This artist’s impression of the Solar System shows the sizes, but not the distances, of the planets to scale. Image credit: The International Astronomical Union/Martin Kornmesser.

The science of how solar systems begin

From a speculative story to solid science!


“The new ALMA images show the disk in unprecedented detail, revealing a series of concentric dusty bright rings and dark gaps, including intriguing features that suggest a planet with an Earth-like orbit is forming there.” 
-
Sean Andrews

The question of “where do solar systems come from” has now been scientifically answered and verified.

The very young protostar M17-SO1, as imaged with the Subaru telescope. Image credit: Subaru / NAOJ.

Deep inside star-forming nebulae, dense regions of gas collapse to become hot and dense at their centers.

30 protoplanetary disks, or proplyds, as imaged by Hubble in the Orion Nebula. Image credit: NASA/ESA and L. Ricci (ESO).

These central regions first glow in infrared light, while the material surrounding the center “pancakes” into a disk shape.

The young star 2MASS J16281370–2431391 is surrounded by a disc of gas and dust seen nearly edge-on: a protoplanetary disk. Image credit: Digitized Sky Survey 2/NASA/ESA.

The disk rotates, and tiny densities imperfections form within it. In the densest regions, mass begins to clump together, creating the first protoplanets.

Protoplanetary disks can be seen in archival Hubble data, and come in a variety of geometries around young stars and protostars. Image credit: NASA/ESA, R. Soummer, Ann Feild (STScI).

As more time passes, these infant planets accrue more and more matter, clearing their orbits and creating large “gaps” in the protoplanetary disk.

Gaps, clumps, spiral shapes and other asymmetries show evidence of planet formation in the protoplanetary disk around Elias 2–27. Image credit: L. Pérez / B. Saxton / MPIfR / NRAO / AUI / NSF / ALMA / ESO / NAOJ / NASA / JPL Caltech / WISE Team.

Meanwhile, gravitational collapse causes the central protostar to heat up.

The evolving protoplanetary disk, with large gaps, around the young star HL Tauri. ALMA image on the left, VLA image on the right. Image credit: Carrasco-Gonzalez, et al.; Bill Saxton, NRAO/AUI/NSF.

Once a critical threshold is reached, nuclear fusion begins in the stellar core, and the protostar becomes a full-fledged star.

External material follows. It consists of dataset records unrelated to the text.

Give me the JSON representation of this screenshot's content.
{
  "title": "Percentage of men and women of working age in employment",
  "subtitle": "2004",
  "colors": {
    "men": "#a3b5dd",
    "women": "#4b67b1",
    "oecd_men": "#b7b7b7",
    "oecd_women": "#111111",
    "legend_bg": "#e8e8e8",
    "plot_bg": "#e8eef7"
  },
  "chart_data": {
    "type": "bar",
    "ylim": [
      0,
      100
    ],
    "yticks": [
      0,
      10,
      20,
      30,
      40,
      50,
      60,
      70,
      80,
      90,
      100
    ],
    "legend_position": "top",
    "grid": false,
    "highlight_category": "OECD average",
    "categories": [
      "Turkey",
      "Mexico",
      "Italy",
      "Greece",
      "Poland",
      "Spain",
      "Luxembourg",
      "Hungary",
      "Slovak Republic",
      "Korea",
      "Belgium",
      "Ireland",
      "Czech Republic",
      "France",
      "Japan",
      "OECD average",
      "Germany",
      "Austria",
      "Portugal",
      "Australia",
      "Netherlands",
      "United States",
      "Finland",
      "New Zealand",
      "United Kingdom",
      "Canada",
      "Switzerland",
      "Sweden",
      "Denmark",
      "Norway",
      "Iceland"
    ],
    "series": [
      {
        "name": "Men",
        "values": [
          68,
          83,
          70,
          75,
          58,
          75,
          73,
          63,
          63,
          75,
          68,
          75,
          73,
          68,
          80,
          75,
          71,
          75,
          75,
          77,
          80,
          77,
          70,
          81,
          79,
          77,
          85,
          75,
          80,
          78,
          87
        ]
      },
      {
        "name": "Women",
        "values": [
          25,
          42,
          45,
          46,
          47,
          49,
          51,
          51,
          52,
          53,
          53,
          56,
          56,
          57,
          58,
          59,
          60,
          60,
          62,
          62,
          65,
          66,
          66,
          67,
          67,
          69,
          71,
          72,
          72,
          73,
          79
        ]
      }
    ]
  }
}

When nuclear fusion ignites, ultraviolet radiation works to blast any remaining protoplanetary material away. Image credit: NASA/ESA, J. Bally (University of Colorado, Boulder, CO), H. Throop (Southwest Research Institute, Boulder, CO), C.R. O’Dell (Vanderbilt University, Nashville, TN).

It’s then a race for the protoplanets to grow as quickly as possible and hang onto the material they’ve accrued, while the central star’s radiation works to burn it all off and eject it.

The distance from the young, central star determines the type of material that’s present. Heat and energy flux changes everything in these systems. Image credit: K. Zhang in G. A. Blake’s research group, from Geoffrey A. Blake & Edwin A. Bergin, Nature 520, 161–162 (09 April 2015).

Meanwhile, gravitational interactions cause ejections or mergers, leaving only a few planets.

By time the present day arrives, all we can see are the solar system’s survivors.

Both Kepler 62 and sol’s inner planetary systems were likely richer in the past. All we can see today are the survivors. Image credit: NASA Ames/JPL-Caltech.

Mostly Mute Monday tells the story of a single astronomical phenomenon or object in mostly visuals, limited to no more than 200 words.